無様な姿を晒したくない。身を起こそうとしたが、小さな声で「寝ていろ」と諌められた。長い溜め息の音。目が慣れて、闇の中の陰影が見えてくる。ユーディトは、立てた膝に腕を置き、剣を抱えてすぐ側に座っていた。

「私があの城から持って来れたのは、この剣と、宝玉と、ほんの少しの思い出……この歌もそうだな、母から教わった。――それとお前だ、シャーロック」

ハジャルアズラク、というサフィルスでは聞き慣れぬであろう名を告げた自分に、難しい名前ね、そうだ、サフィルス風の渾名を付けてあげるわ――と、そう言ったかつての少女が同じ唇で、自分の名前を紡ぐ。彼女の声色は少し憤りを含んでいた。

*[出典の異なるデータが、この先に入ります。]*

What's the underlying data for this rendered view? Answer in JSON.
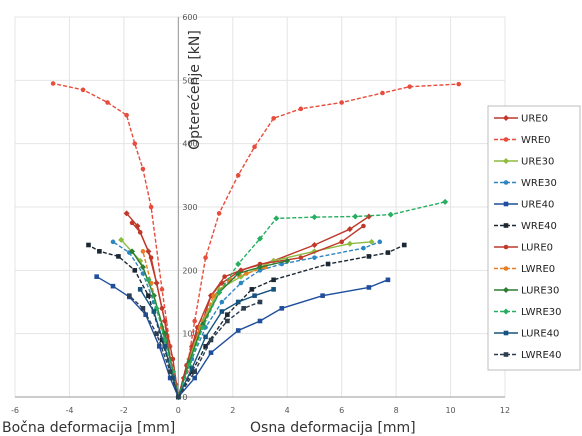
{
  "chart_data": {
    "type": "line",
    "xlim": [
      -6,
      12
    ],
    "ylim": [
      0,
      600
    ],
    "x_ticks": [
      "-6",
      "-4",
      "-2",
      "0",
      "2",
      "4",
      "6",
      "8",
      "10",
      "12"
    ],
    "y_ticks": [
      "0",
      "100",
      "200",
      "300",
      "400",
      "500",
      "600"
    ],
    "ylabel": "Opterećenje [kN]",
    "xlabel_left": "Bočna deformacija [mm]",
    "xlabel_right": "Osna deformacija [mm]",
    "grid": true,
    "legend_position": "right",
    "series": [
      {
        "name": "URE0",
        "color": "#c0392b",
        "dash": false,
        "marker": "diamond",
        "points": [
          [
            0,
            0
          ],
          [
            0.2,
            30
          ],
          [
            0.5,
            80
          ],
          [
            0.9,
            120
          ],
          [
            1.2,
            160
          ],
          [
            1.6,
            180
          ],
          [
            2.3,
            200
          ],
          [
            3.5,
            215
          ],
          [
            5,
            240
          ],
          [
            6.3,
            265
          ],
          [
            7,
            285
          ],
          [
            -0.1,
            20
          ],
          [
            -0.3,
            60
          ],
          [
            -0.5,
            120
          ],
          [
            -0.8,
            180
          ],
          [
            -1.1,
            230
          ],
          [
            -1.5,
            270
          ],
          [
            -1.9,
            290
          ]
        ]
      },
      {
        "name": "WRE0",
        "color": "#e74c3c",
        "dash": true,
        "marker": "circle",
        "points": [
          [
            0,
            0
          ],
          [
            0.3,
            40
          ],
          [
            0.6,
            120
          ],
          [
            1.0,
            220
          ],
          [
            1.5,
            290
          ],
          [
            2.2,
            350
          ],
          [
            2.8,
            395
          ],
          [
            3.5,
            440
          ],
          [
            4.5,
            455
          ],
          [
            6,
            465
          ],
          [
            7.5,
            480
          ],
          [
            8.5,
            490
          ],
          [
            10.3,
            494
          ],
          [
            -0.1,
            20
          ],
          [
            -0.3,
            80
          ],
          [
            -0.6,
            170
          ],
          [
            -1.0,
            300
          ],
          [
            -1.3,
            360
          ],
          [
            -1.6,
            400
          ],
          [
            -1.9,
            445
          ],
          [
            -2.6,
            465
          ],
          [
            -3.5,
            485
          ],
          [
            -4.6,
            495
          ]
        ]
      },
      {
        "name": "URE30",
        "color": "#8dbb3f",
        "dash": false,
        "marker": "diamond",
        "points": [
          [
            0,
            0
          ],
          [
            0.4,
            60
          ],
          [
            0.9,
            120
          ],
          [
            1.5,
            170
          ],
          [
            2.3,
            190
          ],
          [
            3.5,
            215
          ],
          [
            5,
            230
          ],
          [
            6.3,
            242
          ],
          [
            7.1,
            245
          ],
          [
            -0.2,
            40
          ],
          [
            -0.5,
            100
          ],
          [
            -0.9,
            160
          ],
          [
            -1.4,
            215
          ],
          [
            -2.1,
            248
          ]
        ]
      },
      {
        "name": "WRE30",
        "color": "#2e86c1",
        "dash": true,
        "marker": "circle",
        "points": [
          [
            0,
            0
          ],
          [
            0.5,
            60
          ],
          [
            1,
            110
          ],
          [
            1.6,
            150
          ],
          [
            2.3,
            180
          ],
          [
            3,
            200
          ],
          [
            3.8,
            210
          ],
          [
            5,
            220
          ],
          [
            6.8,
            235
          ],
          [
            7.4,
            245
          ],
          [
            -0.2,
            40
          ],
          [
            -0.5,
            100
          ],
          [
            -0.9,
            150
          ],
          [
            -1.3,
            195
          ],
          [
            -1.8,
            228
          ],
          [
            -2.4,
            245
          ]
        ]
      },
      {
        "name": "URE40",
        "color": "#1f4e9c",
        "dash": false,
        "marker": "square",
        "points": [
          [
            0,
            0
          ],
          [
            0.6,
            30
          ],
          [
            1.2,
            70
          ],
          [
            2.2,
            105
          ],
          [
            3,
            120
          ],
          [
            3.8,
            140
          ],
          [
            5.3,
            160
          ],
          [
            7,
            173
          ],
          [
            7.7,
            185
          ],
          [
            -0.3,
            30
          ],
          [
            -0.7,
            80
          ],
          [
            -1.2,
            130
          ],
          [
            -1.8,
            158
          ],
          [
            -2.4,
            175
          ],
          [
            -3,
            190
          ]
        ]
      },
      {
        "name": "WRE40",
        "color": "#1c2833",
        "dash": true,
        "marker": "square",
        "points": [
          [
            0,
            0
          ],
          [
            0.5,
            40
          ],
          [
            1.0,
            80
          ],
          [
            1.8,
            130
          ],
          [
            2.7,
            170
          ],
          [
            3.5,
            185
          ],
          [
            5.5,
            210
          ],
          [
            7,
            222
          ],
          [
            7.7,
            228
          ],
          [
            8.3,
            240
          ],
          [
            -0.2,
            30
          ],
          [
            -0.6,
            90
          ],
          [
            -1.1,
            160
          ],
          [
            -1.6,
            200
          ],
          [
            -2.2,
            222
          ],
          [
            -2.9,
            230
          ],
          [
            -3.3,
            240
          ]
        ]
      },
      {
        "name": "LURE0",
        "color": "#c0392b",
        "dash": false,
        "marker": "circle",
        "points": [
          [
            0,
            0
          ],
          [
            0.3,
            50
          ],
          [
            0.7,
            110
          ],
          [
            1.2,
            160
          ],
          [
            1.7,
            190
          ],
          [
            2.3,
            200
          ],
          [
            3,
            210
          ],
          [
            4.5,
            220
          ],
          [
            6,
            245
          ],
          [
            6.8,
            270
          ],
          [
            -0.2,
            60
          ],
          [
            -0.6,
            140
          ],
          [
            -1.0,
            220
          ],
          [
            -1.4,
            260
          ],
          [
            -1.7,
            275
          ]
        ]
      },
      {
        "name": "LWRE0",
        "color": "#e67e22",
        "dash": true,
        "marker": "circle",
        "points": [
          [
            0,
            0
          ],
          [
            0.4,
            50
          ],
          [
            0.8,
            110
          ],
          [
            1.3,
            160
          ],
          [
            1.9,
            185
          ],
          [
            2.5,
            195
          ],
          [
            3.2,
            205
          ],
          [
            -0.2,
            40
          ],
          [
            -0.6,
            110
          ],
          [
            -1.0,
            180
          ],
          [
            -1.3,
            230
          ]
        ]
      },
      {
        "name": "LURE30",
        "color": "#2e7d32",
        "dash": false,
        "marker": "diamond",
        "points": [
          [
            0,
            0
          ],
          [
            0.4,
            55
          ],
          [
            0.9,
            115
          ],
          [
            1.5,
            165
          ],
          [
            2.2,
            195
          ],
          [
            3,
            205
          ],
          [
            4,
            215
          ],
          [
            -0.2,
            40
          ],
          [
            -0.5,
            100
          ],
          [
            -0.9,
            160
          ],
          [
            -1.3,
            205
          ],
          [
            -1.7,
            230
          ]
        ]
      },
      {
        "name": "LWRE30",
        "color": "#27ae60",
        "dash": true,
        "marker": "diamond",
        "points": [
          [
            0,
            0
          ],
          [
            0.4,
            50
          ],
          [
            0.9,
            110
          ],
          [
            1.5,
            165
          ],
          [
            2.2,
            210
          ],
          [
            3,
            250
          ],
          [
            3.6,
            282
          ],
          [
            5,
            284
          ],
          [
            6.5,
            285
          ],
          [
            7.8,
            288
          ],
          [
            9.8,
            308
          ],
          [
            -0.2,
            40
          ],
          [
            -0.5,
            90
          ],
          [
            -0.8,
            140
          ],
          [
            -1.1,
            185
          ]
        ]
      },
      {
        "name": "LURE40",
        "color": "#16537e",
        "dash": false,
        "marker": "square",
        "points": [
          [
            0,
            0
          ],
          [
            0.5,
            45
          ],
          [
            1,
            95
          ],
          [
            1.6,
            135
          ],
          [
            2.2,
            150
          ],
          [
            2.8,
            160
          ],
          [
            3.5,
            170
          ],
          [
            -0.2,
            30
          ],
          [
            -0.5,
            80
          ],
          [
            -0.9,
            135
          ],
          [
            -1.4,
            170
          ]
        ]
      },
      {
        "name": "LWRE40",
        "color": "#2c3e50",
        "dash": true,
        "marker": "square",
        "points": [
          [
            0,
            0
          ],
          [
            0.6,
            40
          ],
          [
            1.2,
            90
          ],
          [
            1.8,
            120
          ],
          [
            2.4,
            140
          ],
          [
            3,
            150
          ],
          [
            -0.3,
            40
          ],
          [
            -0.8,
            100
          ],
          [
            -1.3,
            140
          ],
          [
            -1.8,
            160
          ]
        ]
      }
    ]
  }
}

「お前が射られた時、私は怒りで我を忘れるところだった。お前を墜とした者を皆殺さなければ、と思った。あの場でユーリシュカ達が来なかったら、無我夢中で斬り込んでいただろう」

無我夢中だったのはこちらも同じだ。矢の雨を目の前にして、気付けば囮になるべく愛竜を駆り立てていた。

「――もう、あの時のような子供ではない。お前に守って貰わずとも、自分の身ぐらい自分で守る。だから、その……お前も、自分の身を大事にしろ。私の為に死のうとすることは許さんからな」

闇の中から伸ばされた手が、シャーロックの頬に触れた。熱を帯びた身体には心地よい体温だったが、彼女の手は酷く冷えていた。

「ユーリとモネが見張っている、心配しないで寝ていろ。お前には早く治って貰わなければ困る」

彼女の激しさは、優しさと表裏一体であることを自分は知っている。故に時折怖くなる。彼女はその激しさのままに、いつか自分の前から消えてしまうのではないか、と。炎を上げて美しく星が燃え尽きるように。

「ユーディト様」

「なんだ」

「……歌を……先程の歌の続きを……聞かせていただけませんか」

吐息のような声だったが、彼女の耳には届いたようだ。ユーディトは返事の代わりに、小さな声で歌い始めた。故郷を懐かしむ、祈りと願いの歌――在るべき場所を二度も失った身には、その歌はあまりにも残酷で、美しく、優しかった。

 

 

 

 

 

何故歌を口ずさんだのだろう。シャルルの影響だろうか。

……まぁ、そんなことはどうだっていい。シャーロックは先程よりは穏やかな寝息を立てて寝入ってくれたのだから。

胸が痛い。彼を傷付けられたことが苦しい。悔しい。哀しい。まるで己の身が傷付いたように。優しい黄金の眼差しが、今は痛みに侵されて不安定に揺らぐのを見て、酷く不安になる。

「……おやすみ」

もう一度だけ頬に触れる。暖かい。生きている。もう少し触れていたい。でも、これ以上続けたらまた起こしてしまうだろう。すぐに温もりが消え失せて、冷えていく掌を一度強く握り締めると、ユーディトは膝に顔を埋めた。